Verizon Wireless is facing a complaint filed to the FCC by the advocacy group Free Press, who feels that Verizon shouldn't be allowed to block tethering applications on smartphones. "This practice restricts consumer choice and hinders innovation regardless of which carrier adopts such policies, but when Verizon Wireless employs these restrictions in connection with its LTE network, it also violates the Federal Communications Commission's rules," said the Free Press in its
complaint to the FCC yesterday. More specifically, the rules state that Verizon can't deny, limit or restrict the ability of their customers to utilize smartphone applications that offer tethering. Verizon has currently not commented on this complaint publicly.

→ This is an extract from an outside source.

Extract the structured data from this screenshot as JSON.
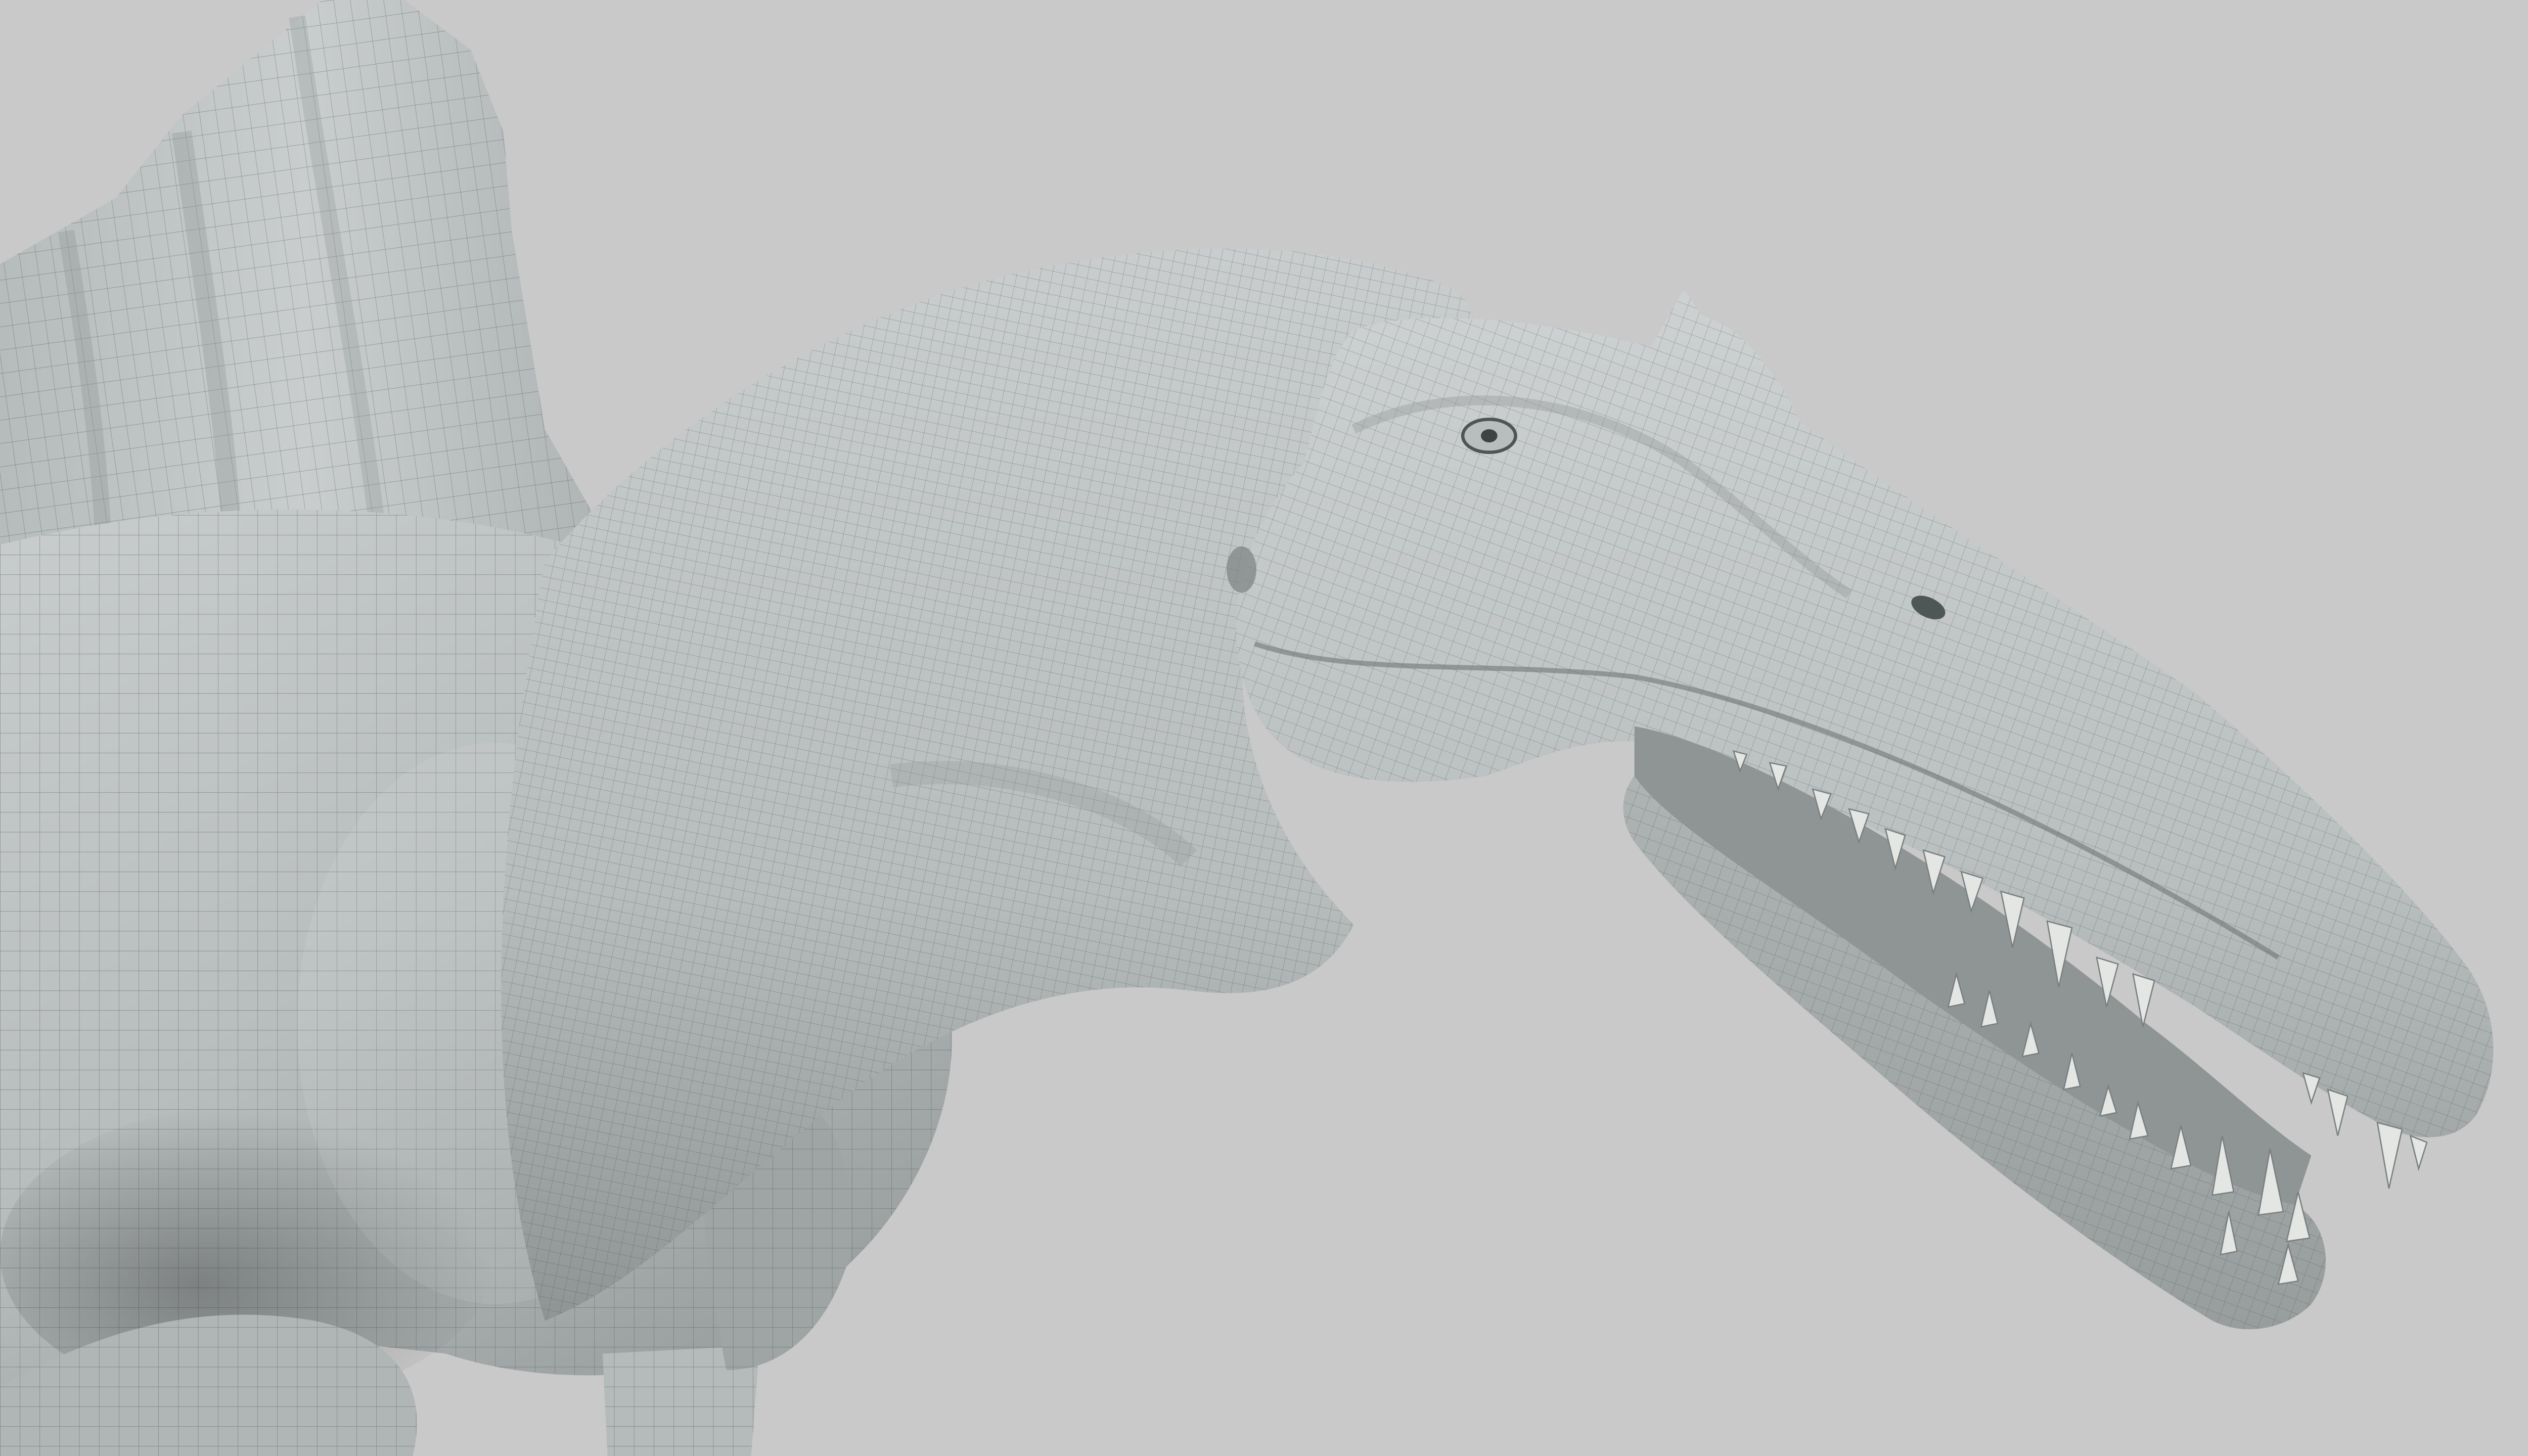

This complaint could likely turn into a double edged sword, as companies push towards
pay per byte models removing unlimited access like AT&T introduced last year. Carriers do offer tethering and hotspot functionality on their smartphones, however, by signing up for the service you lose your unlimited data and get pushed to tiered usage based pricing. Until recently users have been using third party applications to enable tethering without removing unlimited access, which has lead to companies like
Google getting involved and removing tethering applications through the Android Market and AT&T sending out warnings to heavy data users. With 4G data service approaching higher end cable tiers in terms of speed, carriers are more focused on controlling their pipes and ensure quality service for their customers.
Free Press Complaint Excerpt: By asking Google to remove tethering applications from the Android Market, Verizon violates the rules under which it operates its LTE network. When the FCC auctioned the C Block of the Upper 700 MHz spectrum--the spectrum on which Verizon has deployed its LTE offering--the Commission adopted important license conditions to protect the openness of broadband networks. It provided that licensees using that spectrum "shall not deny, limit, or restrict the ability of their customers to use the devices and applications of their choice." In the words of Chairman Kevin Martin, the Commission adopted the conditions to ensure that "consumers will be able to use the wireless device of their choice and download whatever software they want onto it...."
Tethering software exists solely to help users easily attach additional devices, such as laptop computers, tablets, or digital cameras, to the network. These devices (and innovative new ones that have not yet made it to market) are the successors to the cordless phones and fax machines of yore. Without tethering applications, users would have to buy separate wireless connections for each of their devices--much as if a consumer were required to pay for a separate residential telephone connection for his fax machine, his dial-up modem, and his cordless telephone....
If Verizon makes it difficult for users to gain access to free or low-cost tethering applications, it can charge users an extra $20 per month for the privilege of using Verizon's own tethering application...
If the Commission's openness rules are to have any meaning, the FCC must act quickly to investigate Verizon's indiscriminate and arbitrary blocking of tethering applications.